Is there a specific reason for you to select commodity futures, and not something else (e.g. stocks, ETFs)? Don't let the pro's discourage you. Once they were a beginner as well. You will need to study a lot and to practice a lot. Practice makes perfect. But don't use money that you can't afford to lose: consider the money which you will lose to be "education fee". Consider in advance how much "education fee" you are willing to pay.
If you have a math background, the analysis that leans more heavily on math is quant and technical. But what I find is commodity futures tends to be either news-driven or events-driven depending on the commodity that the futures is based on.
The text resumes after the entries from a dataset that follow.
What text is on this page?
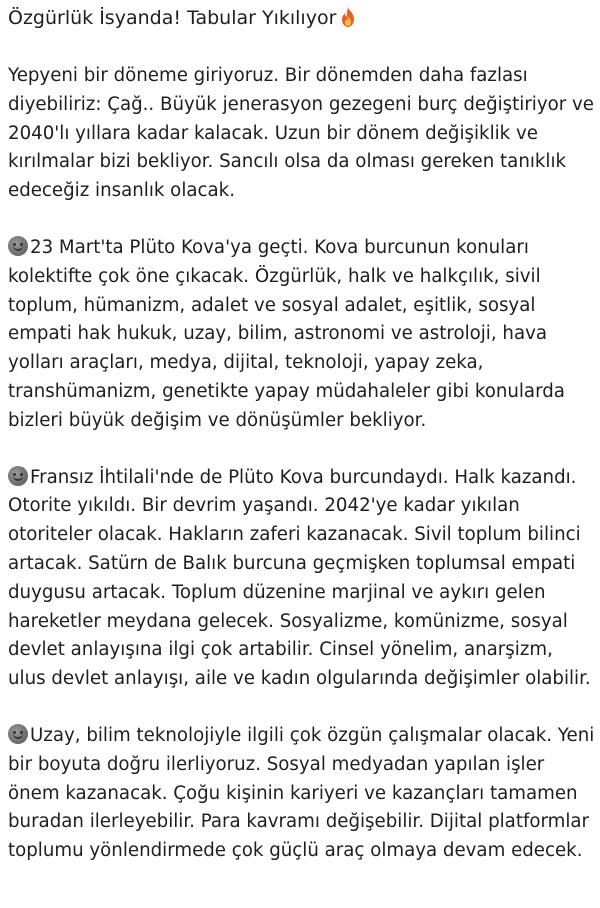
Özgürlük İsyanda! Tabular Yıkılıyor
Yepyeni bir döneme giriyoruz. Bir dönemden daha fazlası diyebiliriz: Çağ.. Büyük jenerasyon gezegeni burç değiştiriyor ve 2040'lı yıllara kadar kalacak. Uzun bir dönem değişiklik ve kırılmalar bizi bekliyor. Sancılı olsa da olması gereken tanıklık edeceğiz insanlık olacak.
23 Mart'ta Plüto Kova'ya geçti. Kova burcunun konuları kolektifte çok öne çıkacak. Özgürlük, halk ve halkçılık, sivil toplum, hümanizm, adalet ve sosyal adalet, eşitlik, sosyal empati hak hukuk, uzay, bilim, astronomi ve astroloji, hava yolları araçları, medya, dijital, teknoloji, yapay zeka, transhümanizm, genetikte yapay müdahaleler gibi konularda bizleri büyük değişim ve dönüşümler bekliyor.
Fransız İhtilali'nde de Plüto Kova burcundaydı. Halk kazandı. Otorite yıkıldı. Bir devrim yaşandı. 2042'ye kadar yıkılan otoriteler olacak. Hakların zaferi kazanacak. Sivil toplum bilinci artacak. Satürn de Balık burcuna geçmişken toplumsal empati duygusu artacak. Toplum düzenine marjinal ve aykırı gelen hareketler meydana gelecek. Sosyalizme, komünizme, sosyal devlet anlayışına ilgi çok artabilir. Cinsel yönelim, anarşizm, ulus devlet anlayışı, aile ve kadın olgularında değişimler olabilir.
Uzay, bilim teknolojiyle ilgili çok özgün çalışmalar olacak. Yeni bir boyuta doğru ilerliyoruz. Sosyal medyadan yapılan işler önem kazanacak. Çoğu kişinin kariyeri ve kazançları tamamen buradan ilerleyebilir. Para kavramı değişebilir. Dijital platformlar toplumu yönlendirmede çok güçlü araç olmaya devam edecek.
Commodities like crude and agricultural products are very news-driven with their price movements heavily dependent on the various reports that forecast their respective inventory levels in the future and currencies on the other hand are driven by the various economic numbers that get published on a frequent basis like NFP numbers, pertinent central bank rate decisions and meeting minutes, other economic numbers like Retail Sale and etc. Gold has relatively stable inventory since mining of them is relatively difficult but it's quite event-driven. Any major economic or political events would tend to have tremendous influence on its price. During the time when there is no news, they tend to trade in ranges within a certain trend and this is where technical analysis would help. So if your background is math, then you might want to dive into technical analysis first, study some of its indicators, the math behind them to find out how do they truly work and how to use them correctly and etc. But remember they work when there is no news. Once there is market-moving, ALL technical analysis goes out of the door! My 2 cents and hope they were of any help. Good luck!
I heard of that but HOW do they get that news faster and earlier than an individual trader who has subscribed to the same news feed? That's my question.
Well that's why Goldman Sach got rid of them and replaced them with machines. I mean if you are just blindly applying trades according to preset rules, machines can do that a whole lot better and a whole lot faster and cheaper. http://www.zerohedge.com/news/2017-02-13/goldman-had-600-cash-equity-traders-2000-it-now-has-2. Hope those traders were the last remaining 2 and if they weren't, hope they are ok making it on their own. And this is the reason why I am SO GLAD that I am trading on my own because for ever single trade that I am putting in, I actually understand and know what I am doing. I have full control of all my trades and nobody is telling me what to do with some arbitrary rules that they can't even explain if asked.